AVM: WLAN-Monitor und UMTS für die Fritz!Box

Neue Firmware zum Ausprobieren im Fritz! Labor

18. August 2008

Der Berliner Hersteller AVM hat neue Funktionen für seine FRITZ!Box Fon WLAN-Modelle 7270 und 7170 vorgestellt. Mit der neuen Firmware bekommen die Geräte einen WLAN-Monitor, der die WLAN-Leistung verbessern soll. Außerdem kann die FRITZ!Box damit auch über UMTS oder GSM ins Internet gehen. Diese und einige anderen neuen Funktionen können Interessenten mit der neuen experimentellen Firmware-Version im FRITZ! Labor unter www.avm.de/labor ausprobieren.

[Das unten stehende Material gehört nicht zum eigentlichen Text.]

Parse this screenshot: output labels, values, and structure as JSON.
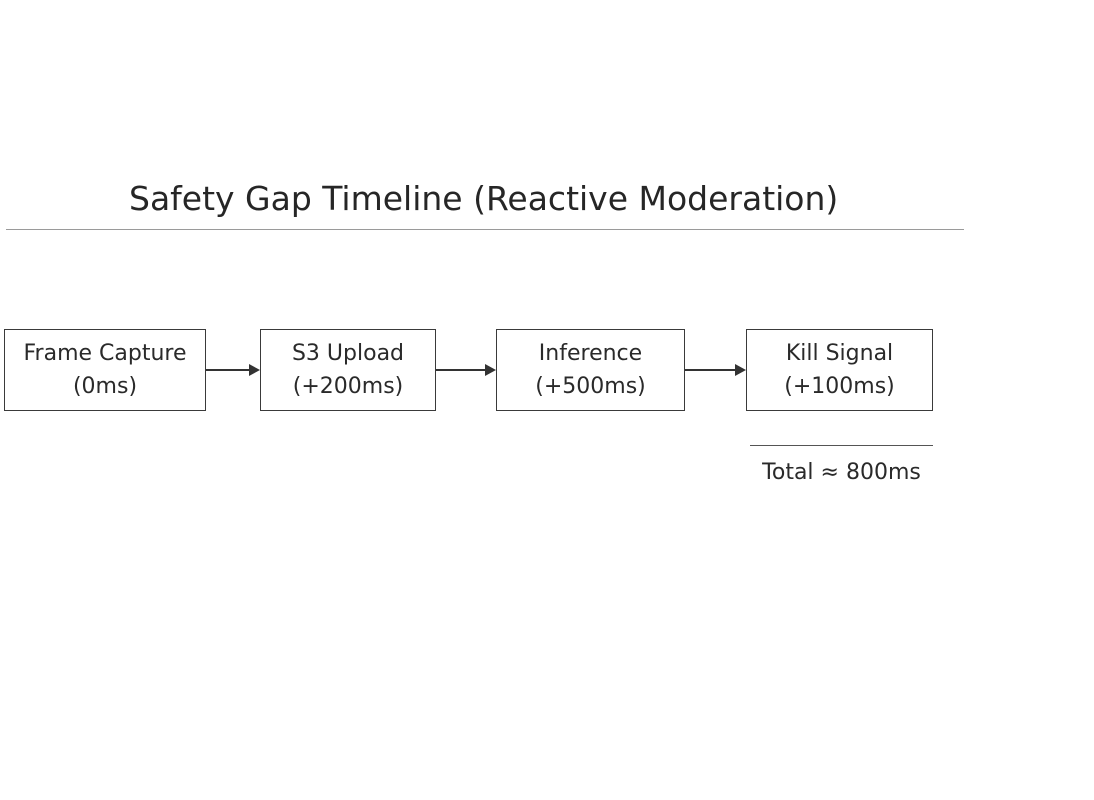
{
  "title": "Safety Gap Timeline (Reactive Moderation)",
  "steps": [
    {
      "name": "Frame Capture",
      "time": "(0ms)"
    },
    {
      "name": "S3 Upload",
      "time": "(+200ms)"
    },
    {
      "name": "Inference",
      "time": "(+500ms)"
    },
    {
      "name": "Kill Signal",
      "time": "(+100ms)"
    }
  ],
  "total": "Total ≈ 800ms",
  "colors": {
    "stroke": "#3a3a3a",
    "text": "#2a2a2a",
    "rule": "#9a9a9a"
  }
}
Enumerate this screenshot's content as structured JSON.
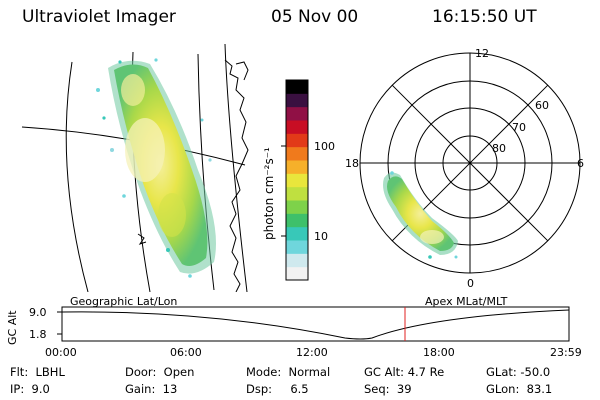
{
  "header": {
    "instrument": "Ultraviolet Imager",
    "date": "05 Nov 00",
    "time": "16:15:50 UT"
  },
  "colorbar": {
    "label": "photon cm⁻²s⁻¹",
    "tick_high": "100",
    "tick_low": "10",
    "colors": [
      "#f2f2f2",
      "#cfe9ee",
      "#6fd6dc",
      "#38c8b8",
      "#3ec06a",
      "#7ed24a",
      "#bfe040",
      "#e9e63c",
      "#f6b02a",
      "#f07a1c",
      "#e23a18",
      "#c80e24",
      "#901045",
      "#3a1040",
      "#000000"
    ]
  },
  "geo_map": {
    "label": "Geographic Lat/Lon"
  },
  "polar_plot": {
    "label": "Apex MLat/MLT",
    "mlt_labels": {
      "top": "12",
      "left": "18",
      "right": "6",
      "bottom": "0"
    },
    "lat_labels": [
      "60",
      "70",
      "80"
    ]
  },
  "timeline": {
    "axis_label": "GC Alt",
    "y_ticks": [
      "9.0",
      "1.8"
    ],
    "x_ticks": [
      "00:00",
      "06:00",
      "12:00",
      "18:00",
      "23:59"
    ]
  },
  "status": {
    "flt": {
      "label": "Flt:",
      "value": "LBHL"
    },
    "ip": {
      "label": "IP:",
      "value": "9.0"
    },
    "door": {
      "label": "Door:",
      "value": "Open"
    },
    "gain": {
      "label": "Gain:",
      "value": "13"
    },
    "mode": {
      "label": "Mode:",
      "value": "Normal"
    },
    "dsp": {
      "label": "Dsp:",
      "value": "6.5"
    },
    "gc_alt": {
      "label": "GC Alt:",
      "value": "4.7 Re"
    },
    "seq": {
      "label": "Seq:",
      "value": "39"
    },
    "glat": {
      "label": "GLat:",
      "value": "-50.0"
    },
    "glon": {
      "label": "GLon:",
      "value": "83.1"
    }
  }
}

Der neue WLAN-Monitor liefert eine detaillierte Analyse der Funkumgebung und lokalisiert potenzielle Störfelder von benachbarten Funknetzen. Durch die Visualisierung der Problemfelder sollen Anwender entsprechende Gegenmaßnahmen einleiten können: So kann zum Beispiel ein anderer WLAN-Kanal ausgewählt oder bei Nutzung der neuen FRITZ!Box Fon WLAN-Modelle 7270 und 3270 auf das 5-GHz-Frequenzband umgeschaltet werden.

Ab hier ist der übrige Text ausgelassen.